Extracellular Vesicles from miR-148a-5p-Enriched Bone Marrow Mesenchymal Stem Cells Relieve Hepatic Fibrosis by Targeting Smad4

• Published in: Molecular biotechnology Vol. 64; no. 5; pp. 535 - 545
• Main Authors: Xuan, Ji, Xu, Huabin, Li, Hui, Chen, Desheng, Qiu, Yuping, Chen, Xi, Shao, Mei, Xia, Xianming
• Format: Journal Article
• Language: English
• Published: New York Springer US 01.05.2022; Springer Nature B.V
• Subjects: Actin; Animals; Biochemistry; Bioinformatics; Biological Techniques; Biotechnology; Bone marrow; Calnexin; CD63 antigen; CD9 antigen; Cell Biology; Chemistry; Chemistry and Materials Science; Collagen; Collagen (type I); Collagen - metabolism; Enrichment; Extracellular vesicles; Extracellular Vesicles - genetics; Extracellular Vesicles - metabolism; Fibrosis; Growth factors; Human Genetics; Liver; Liver Cirrhosis - genetics; Liver diseases; Mesenchymal Stem Cells; Metalloproteinase; Mice; MicroRNAs - genetics; MicroRNAs - metabolism; miRNA; Morbidity; mRNA; Muscles; Original Paper; Protein Science; RNA, Messenger - metabolism; Smad4 protein; Smooth muscle; Stellate cells; Stem cell transplantation; Stem cells; Thioacetamide; Tissue inhibitor of metalloproteinase 1; Tissue Inhibitor of Metalloproteinase-1 - genetics; Tissue Inhibitor of Metalloproteinase-1 - metabolism; Transforming Growth Factor beta1 - genetics; Transforming Growth Factor beta1 - pharmacology; Transforming growth factor-b1; Transmission electron microscopy; Vesicles; Western blotting; miR-148a-5p; Smad4; Liver fibrosis; Extracellular vesicle
• ISSN: 1073-6085; 1559-0305
• DOI: 10.1007/s12033-021-00441-5

Liver fibrosis is a hallmark feature of many chronic liver diseases, which is the leading cause of morbidity and mortality worldwide.
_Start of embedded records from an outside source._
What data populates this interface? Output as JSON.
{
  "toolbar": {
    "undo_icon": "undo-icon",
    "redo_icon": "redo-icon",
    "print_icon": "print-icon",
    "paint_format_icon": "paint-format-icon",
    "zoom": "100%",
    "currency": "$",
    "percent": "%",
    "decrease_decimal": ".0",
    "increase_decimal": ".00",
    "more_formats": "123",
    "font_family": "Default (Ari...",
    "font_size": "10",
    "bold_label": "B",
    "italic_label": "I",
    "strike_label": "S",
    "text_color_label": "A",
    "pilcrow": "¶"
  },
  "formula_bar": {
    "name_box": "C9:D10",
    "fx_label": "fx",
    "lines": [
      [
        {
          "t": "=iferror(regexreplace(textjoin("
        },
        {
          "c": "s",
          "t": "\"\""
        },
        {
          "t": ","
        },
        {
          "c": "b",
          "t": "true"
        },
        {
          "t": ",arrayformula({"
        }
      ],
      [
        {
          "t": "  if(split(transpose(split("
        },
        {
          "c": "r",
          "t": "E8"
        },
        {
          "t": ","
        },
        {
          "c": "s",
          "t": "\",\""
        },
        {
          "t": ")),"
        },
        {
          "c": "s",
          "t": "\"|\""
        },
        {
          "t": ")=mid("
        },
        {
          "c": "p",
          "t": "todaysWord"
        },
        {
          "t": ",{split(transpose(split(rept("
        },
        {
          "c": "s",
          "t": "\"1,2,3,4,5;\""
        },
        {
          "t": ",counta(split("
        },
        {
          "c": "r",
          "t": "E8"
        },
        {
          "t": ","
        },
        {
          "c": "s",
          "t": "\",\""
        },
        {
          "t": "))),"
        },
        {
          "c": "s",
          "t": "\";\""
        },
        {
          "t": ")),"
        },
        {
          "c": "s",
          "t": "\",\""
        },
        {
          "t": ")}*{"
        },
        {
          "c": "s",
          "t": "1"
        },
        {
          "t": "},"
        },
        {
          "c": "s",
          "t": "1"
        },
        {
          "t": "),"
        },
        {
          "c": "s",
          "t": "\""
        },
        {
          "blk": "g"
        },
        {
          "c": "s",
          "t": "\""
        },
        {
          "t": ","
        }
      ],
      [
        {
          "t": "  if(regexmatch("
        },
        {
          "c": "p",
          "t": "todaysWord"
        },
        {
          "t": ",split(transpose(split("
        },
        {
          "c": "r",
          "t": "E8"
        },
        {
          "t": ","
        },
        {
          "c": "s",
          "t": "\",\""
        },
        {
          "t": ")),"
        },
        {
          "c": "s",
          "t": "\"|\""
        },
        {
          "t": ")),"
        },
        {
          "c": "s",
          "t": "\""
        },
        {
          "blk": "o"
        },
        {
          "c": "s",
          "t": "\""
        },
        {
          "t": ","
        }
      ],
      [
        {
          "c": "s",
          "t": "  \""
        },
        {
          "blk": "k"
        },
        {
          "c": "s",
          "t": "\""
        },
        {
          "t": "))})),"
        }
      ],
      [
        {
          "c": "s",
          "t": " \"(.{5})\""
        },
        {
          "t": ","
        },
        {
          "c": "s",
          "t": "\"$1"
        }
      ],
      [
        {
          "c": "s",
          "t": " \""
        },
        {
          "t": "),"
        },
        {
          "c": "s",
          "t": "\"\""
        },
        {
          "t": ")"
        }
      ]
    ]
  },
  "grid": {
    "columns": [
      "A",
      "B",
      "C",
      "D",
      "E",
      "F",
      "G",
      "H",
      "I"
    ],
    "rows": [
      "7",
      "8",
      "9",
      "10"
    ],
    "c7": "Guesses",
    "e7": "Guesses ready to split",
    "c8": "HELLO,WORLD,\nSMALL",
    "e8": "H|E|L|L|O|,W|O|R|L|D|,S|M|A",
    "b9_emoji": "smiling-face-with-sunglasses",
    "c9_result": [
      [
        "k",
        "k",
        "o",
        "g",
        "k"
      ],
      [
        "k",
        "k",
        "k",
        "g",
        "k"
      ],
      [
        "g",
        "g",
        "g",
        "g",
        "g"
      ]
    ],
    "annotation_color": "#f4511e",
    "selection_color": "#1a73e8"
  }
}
Bone marrow mesenchymal stem cells (BMSCs)-derived extracellular vesicles have been applied in many diseases. In this study, we aimed to explore the specific mechanism of extracellular vesicles from BMSCs in liver fibrosis. Bioinformatics analysis was employed to screen miRNA and its target mRNA. Sirius Red staining was carried out to examine fibrosis in liver tissues. Extracellular vesicle morphology was assessed using Transmission Electron Microscopy. Quantitative real-time PCR (qRT-PCR) and western blotting analysis were performed to detect the expressions of miR-148a-5p, Smad4, transforming growth factor-β1 (TGF-β1), tissue inhibitor of metalloproteinase 1 (TIMP-1), Collagen I, α-smooth muscle actin (α-SMA), and extracellular vesicle markers CD9, TSG101, CD63, and calnexin. Dual-luciferase report gene assay was used for the luciferase activity analysis. Bioinformatics analysis revealed miR-148a-5p as a regulator in liver fibrosis. QRT-PCR results indicated that miR-148a-5p was lowly expressed in both thioacetamide (TAA)-induced mice and TGF-β1-activated hepatic stellate cells. Extracellular vesicles from miR-148a-5p enriched BMSCs downregulated the mRNA and protein levels of TGF-β1, TIMP-1, Collagen I, and α-SMA. Further bioinformatics analysis indicated that Smad4 was related to liver fibrosis. Furthermore, the dual-luciferase report gene assay confirmed the binding relationship between miR-148a-5p and Smad4. Extracellular vesicles from miR-148a-5p enriched BMSCs attenuated hepatic fibrosis in liver fibrosis by targeting Smad4.